There's more details to the assassination plot now, with Cyanogen announcing a partnership with Miami-based Blu to launch a phone later this year without any Google services whatsoever.
Yes, that means no Gmail, Chrome, Google Search, or Play Store. The details aren't final, but McMaster tells Forbes the plan is to ship the phone with alternatives like the Opera web browser, Amazon Appstore, Nokia's Here maps and Spotify for music.
The company also plans to build its own app store, though there isn't yet a clear path to how its scheme will churn out enough revenue to sustain the company. Cyanogen does have some big-name backers in Twitter, Qualcomm, and mogul Rupert Murdoch, part of a recent $80 million fundraising round.
But while modders and open source advocates may be enamored with the plan, it's unclear how much mainstream appeal a truly Google-free device will have. Android may not be as open as it once was, but there are plenty of custom themes and stock app alternatives available to suit your fancy.

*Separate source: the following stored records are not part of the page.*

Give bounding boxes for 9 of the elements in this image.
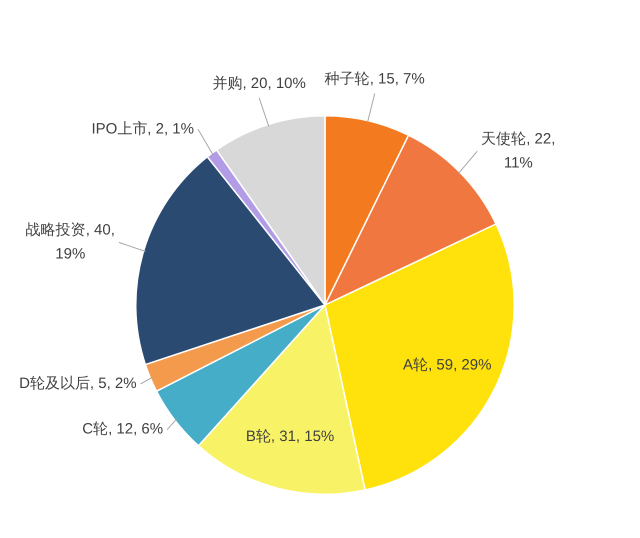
slice-label: C轮, 12, 6% xyxy=(82,420,164,438)
slice-label: B轮, 31, 15% xyxy=(246,428,334,445)
slice-label: 种子轮, 15, 7% xyxy=(324,70,425,88)
slice-label: 天使轮, 22, 11% xyxy=(481,130,556,172)
slice-label: D轮及以后, 5, 2% xyxy=(19,375,137,392)
slice-label: IPO上市, 2, 1% xyxy=(91,120,194,138)
slice-label: 战略投资, 40, 19% xyxy=(26,221,115,262)
slice-label: A轮, 59, 29% xyxy=(403,356,492,374)
slice-label: 并购, 20, 10% xyxy=(212,75,306,92)
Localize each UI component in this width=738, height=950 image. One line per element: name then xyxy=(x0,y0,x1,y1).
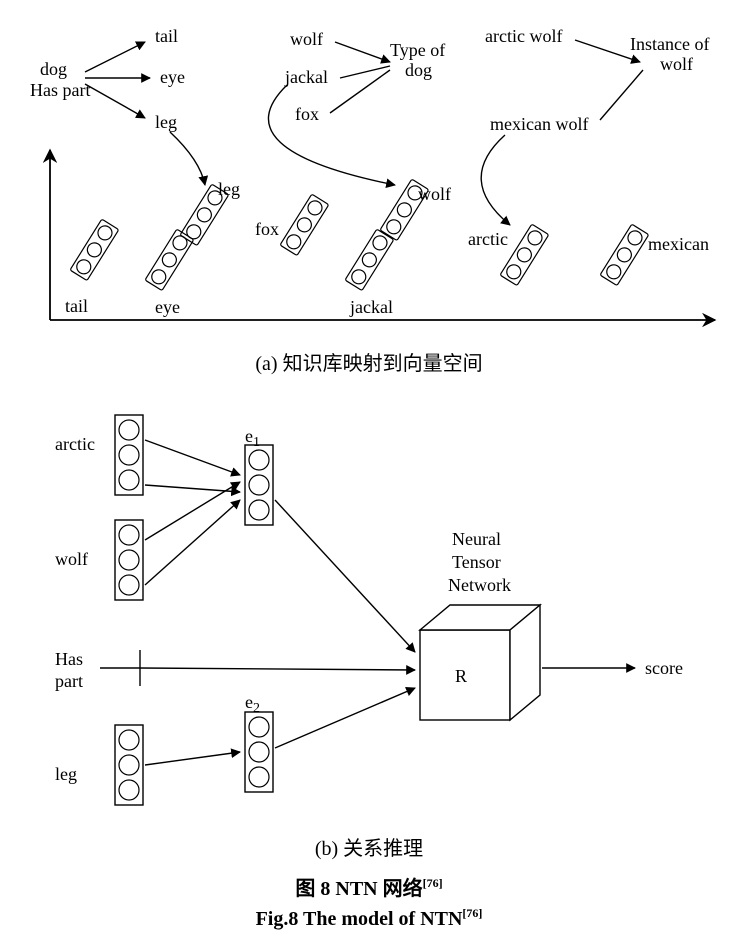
vec-fox xyxy=(280,194,329,255)
veclabel-mexican: mexican xyxy=(648,234,709,254)
label-wolf-src: wolf xyxy=(290,29,323,49)
label-dog: dog xyxy=(40,59,67,79)
vec-mexican xyxy=(600,224,649,285)
label-arcticwolf: arctic wolf xyxy=(485,26,562,46)
cube-R: R xyxy=(455,666,467,686)
label-jackal-src: jackal xyxy=(284,67,328,87)
ntn-cube: R xyxy=(420,605,540,720)
label-typeof: Type of xyxy=(390,40,445,60)
fig-caption-cn: 图 8 NTN 网络[76] xyxy=(295,876,442,900)
label-score: score xyxy=(645,658,683,678)
ntn-label2: Tensor xyxy=(452,552,501,572)
label-typeof2: dog xyxy=(405,60,432,80)
veclabel-arctic: arctic xyxy=(468,229,508,249)
label-mexicanwolf: mexican wolf xyxy=(490,114,588,134)
b-label-arctic: arctic xyxy=(55,434,95,454)
caption-a: (a) 知识库映射到向量空间 xyxy=(255,352,482,375)
b-label-leg: leg xyxy=(55,764,77,784)
label-haspart: Has part xyxy=(30,80,90,100)
curve-mex xyxy=(481,135,510,225)
label-leg: leg xyxy=(155,112,177,132)
fig-caption-en: Fig.8 The model of NTN[76] xyxy=(256,906,483,930)
vec-tail xyxy=(70,219,119,280)
vec-jackal xyxy=(345,229,394,290)
veclabel-wolf: wolf xyxy=(418,184,451,204)
label-tail: tail xyxy=(155,26,178,46)
label-instanceof: Instance of xyxy=(630,34,709,54)
label-fox-src: fox xyxy=(295,104,319,124)
b-label-e1: e1 xyxy=(245,426,260,450)
veclabel-tail: tail xyxy=(65,296,88,316)
label-instanceof2: wolf xyxy=(660,54,693,74)
label-eye: eye xyxy=(160,67,185,87)
part-a: dog Has part tail eye leg wolf jackal fo… xyxy=(30,26,715,375)
veclabel-leg: leg xyxy=(218,179,240,199)
part-b: arctic wolf Has part leg e1 e2 xyxy=(55,415,683,860)
b-label-haspart1: Has xyxy=(55,649,83,669)
ntn-label1: Neural xyxy=(452,529,501,549)
veclabel-jackal: jackal xyxy=(349,297,393,317)
caption-b: (b) 关系推理 xyxy=(315,837,423,860)
ntn-label3: Network xyxy=(448,575,511,595)
veclabel-fox: fox xyxy=(255,219,279,239)
veclabel-eye: eye xyxy=(155,297,180,317)
b-label-haspart2: part xyxy=(55,671,83,691)
curve-jackal xyxy=(268,85,395,185)
curve-leg xyxy=(170,132,205,185)
b-label-wolf: wolf xyxy=(55,549,88,569)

The story behind the story: Cyanogen first began as one of many Android modifications—an alternate version of the operating system for tinkerers to play with on their devices. But after Cyanogen was bundled on the OnePlus One the company's ambitions haven't slowed down, culminating in its vision for a separate and Google-free operating system. Sales numbers, instead of rhetoric, will determine how much traction there really is for another mobile operating system.